Picture this: you're sitting in a Thai restaurant in California, your friend Ralph can't decide between his reliable favorite ginger chicken or something new on the menu. It's a small moment, the kind every traveler knows. But Nobel laureate Richard Feynman saw it differently. He turned it into a mathematical puzzle.

That casual dinner conversation sparked something bigger. Feynman scribbled down his thinking, his handwritten notes capturing what would become a solution to one of life's constant headaches: when to stick with what you know versus when to chase something better. For fifty years, those notes gathered dust, their meaning lost to everyone else.

Feynman's handwritten notes with mathematical equations and geometric sketches of dome structures
Feynman's original notes showing the mathematical thinking behind optimal decision-making strategies

Then in 2026, researchers from Oxford, Princeton, and the City University of New York decided to crack the code. They deciphered Feynman's original work and did something clever: they applied his reasoning to a fresh problem. Instead of choosing between a favorite dish and something new, they asked a question every traveler wrestles with. How do you know when you've found a good enough restaurant to stop hunting?

The Formula Behind Your Food Choices

What they discovered is beautifully practical. Imagine you have five nights left in Barcelona or ten days in Bangkok. The research suggests you should explore. Try a different restaurant each evening, stay open to stumbling onto something remarkable. But here's the catch: set a quality threshold for yourself, and that threshold should slide downward as your trip ticks toward its final days.

Mathematical graphs showing restaurant rating decay and distribution models over time
Mathematical models reveal how restaurant quality ratings decline during extended vacations, with different decay patterns.

Think of it this way. Early in your holiday, you're hunting for excellence because you'll have chances to return to your favorite find. If you discover an extraordinary pasta place on night two, you can go back on night five. That discovery has real value. But on night eight of your ten-night stay, you probably shouldn't be switching spots based on hype. The math changes when your time is limited.

"The thresholds are being guided by the best thing you might be able to find if you kept looking," explains Tom Griffiths, one of the Princeton researchers. "If you have a long time to look, finding something amazing has a lot of value because you can go back many times."

Four bar charts showing exponential, power law, uniform, and linear growth patterns over 7-28 nights
Mathematical models reveal how vacation satisfaction grows differently based on trip duration and type

Putting Theory Into Practice

The researchers tested this with over 2,500 participants and found something reassuring: people already think this way naturally, at least in part. We're not terrible at making these decisions. But we do tend to explore more than the pure math would suggest we should.

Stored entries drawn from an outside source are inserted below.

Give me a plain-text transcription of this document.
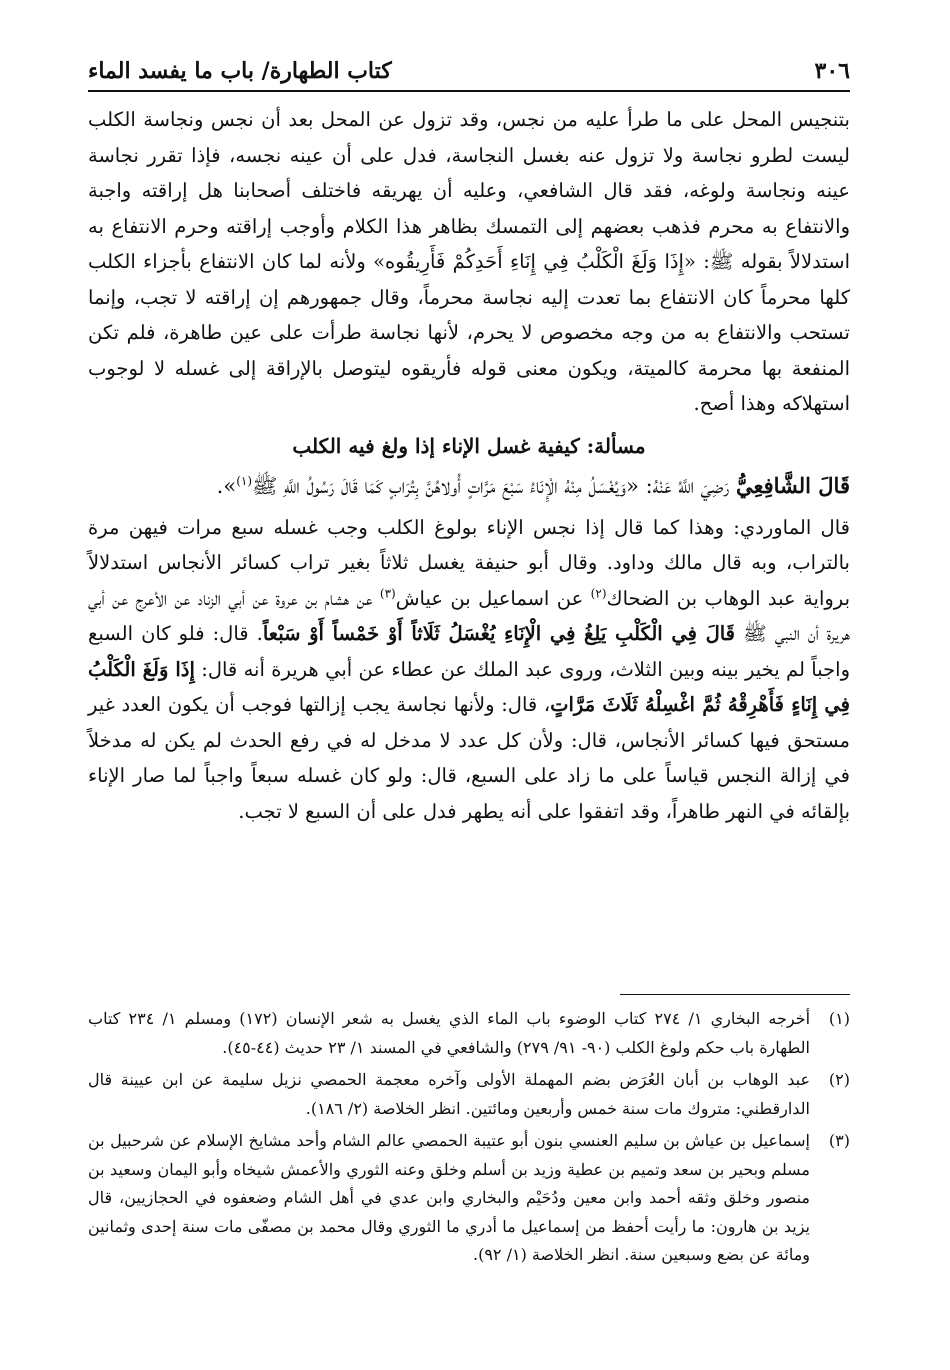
٣٠٦
كتاب الطهارة/ باب ما يفسد الماء

بتنجيس المحل على ما طرأ عليه من نجس، وقد تزول عن المحل بعد أن نجس ونجاسة الكلب ليست لطرو نجاسة ولا تزول عنه بغسل النجاسة، فدل على أن عينه نجسه، فإذا تقرر نجاسة عينه ونجاسة ولوغه، فقد قال الشافعي، وعليه أن يهريقه فاختلف أصحابنا هل إراقته واجبة والانتفاع به محرم فذهب بعضهم إلى التمسك بظاهر هذا الكلام وأوجب إراقته وحرم الانتفاع به استدلالاً بقوله ﷺ: «إِذَا وَلَغَ الْكَلْبُ فِي إِنَاءِ أَحَدِكُمْ فَأَرِيقُوه» ولأنه لما كان الانتفاع بأجزاء الكلب كلها محرماً كان الانتفاع بما تعدت إليه نجاسة محرماً، وقال جمهورهم إن إراقته لا تجب، وإنما تستحب والانتفاع به من وجه مخصوص لا يحرم، لأنها نجاسة طرأت على عين طاهرة، فلم تكن المنفعة بها محرمة كالميتة، ويكون معنى قوله فأريقوه ليتوصل بالإراقة إلى غسله لا لوجوب استهلاكه وهذا أصح.

مسألة: كيفية غسل الإناء إذا ولغ فيه الكلب

قَالَ الشَّافِعِيُّ رَضِيَ اللَّهُ عَنْهُ: «وَيُغْسَلُ مِنْهُ الْإِنَاءُ سَبْعَ مَرَّاتٍ أُولاهُنَّ بِتُرَابٍ كَمَا قَالَ رَسُولُ اللَّهِ ﷺ$^{(١)}$».

قال الماوردي: وهذا كما قال إذا نجس الإناء بولوغ الكلب وجب غسله سبع مرات فيهن مرة بالتراب، وبه قال مالك وداود. وقال أبو حنيفة يغسل ثلاثاً بغير تراب كسائر الأنجاس استدلالاً برواية عبد الوهاب بن الضحاك$^{(٢)}$ عن اسماعيل بن عياش$^{(٣)}$ عن هشام بن عروة عن أبي الزناد عن الأعرج عن أبي هريرة أن النبي ﷺ قَالَ فِي الْكَلْبِ يَلِغُ فِي الْإِنَاءِ يُغْسَلُ ثَلَاثاً أَوْ خَمْساً أَوْ سَبْعاً. قال: فلو كان السبع واجباً لم يخير بينه وبين الثلاث، وروى عبد الملك عن عطاء عن أبي هريرة أنه قال: إِذَا وَلَغَ الْكَلْبُ فِي إِنَاءٍ فَأَهْرِقْهُ ثُمَّ اغْسِلْهُ ثَلَاثَ مَرَّاتٍ، قال: ولأنها نجاسة يجب إزالتها فوجب أن يكون العدد غير مستحق فيها كسائر الأنجاس، قال: ولأن كل عدد لا مدخل له في رفع الحدث لم يكن له مدخلاً في إزالة النجس قياساً على ما زاد على السبع، قال: ولو كان غسله سبعاً واجباً لما صار الإناء بإلقائه في النهر طاهراً، وقد اتفقوا على أنه يطهر فدل على أن السبع لا تجب.

(١)
أخرجه البخاري ١/ ٢٧٤ كتاب الوضوء باب الماء الذي يغسل به شعر الإنسان (١٧٢) ومسلم ١/ ٢٣٤ كتاب الطهارة باب حكم ولوغ الكلب (٩٠- ٩١/ ٢٧٩) والشافعي في المسند ١/ ٢٣ حديث (٤٤-٤٥).
(٢)
عبد الوهاب بن أبان العُرَض بضم المهملة الأولى وآخره معجمة الحمصي نزيل سليمة عن ابن عيينة قال الدارقطني: متروك مات سنة خمس وأربعين ومائتين. انظر الخلاصة (٢/ ١٨٦).
(٣)
إسماعيل بن عياش بن سليم العنسي بنون أبو عتيبة الحمصي عالم الشام وأحد مشايخ الإسلام عن شرحبيل بن مسلم وبحير بن سعد وتميم بن عطية وزيد بن أسلم وخلق وعنه الثوري والأعمش شيخاه وأبو اليمان وسعيد بن منصور وخلق وثقه أحمد وابن معين ودُحَيْم والبخاري وابن عدي في أهل الشام وضعفوه في الحجازيين، قال يزيد بن هارون: ما رأيت أحفظ من إسماعيل ما أدري ما الثوري وقال محمد بن مصفّى مات سنة إحدى وثمانين ومائة عن بضع وسبعين سنة. انظر الخلاصة (١/ ٩٢).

That's not a flaw, actually. It's human.

Griffiths and his team found that when people adopt a simple strategy of lowering their standards as the end of the trip approaches, it works nearly as well as Feynman's complete formula. You don't need to be a physicist to benefit from this insight.

So what does this mean for your next getaway? Start loose. In the first third of your trip, hop around. Order differently each night. Befriend the local who recommends their cousin's restaurant. You're gathering data. You're building a mental map of what good looks like in this place. Somewhere around the midpoint of your stay, you'll likely hit a spot that exceeds your internal benchmark. It might not be perfect, but it's damn good, and you know you can return.

Once the final stretch arrives, lower your expectations slightly and stick to places you've already loved. This isn't settling. It's strategy. You're optimizing for happiness with the time remaining, not for some imaginary ideal that might exist if you had six more days.

The beauty of Feynman's approach is that it frees you from decision paralysis. You're not agonizing over whether tonight's reservation is truly the best. You're following a framework that works with how travel actually feels, the rhythm of discovery followed by the comfort of return.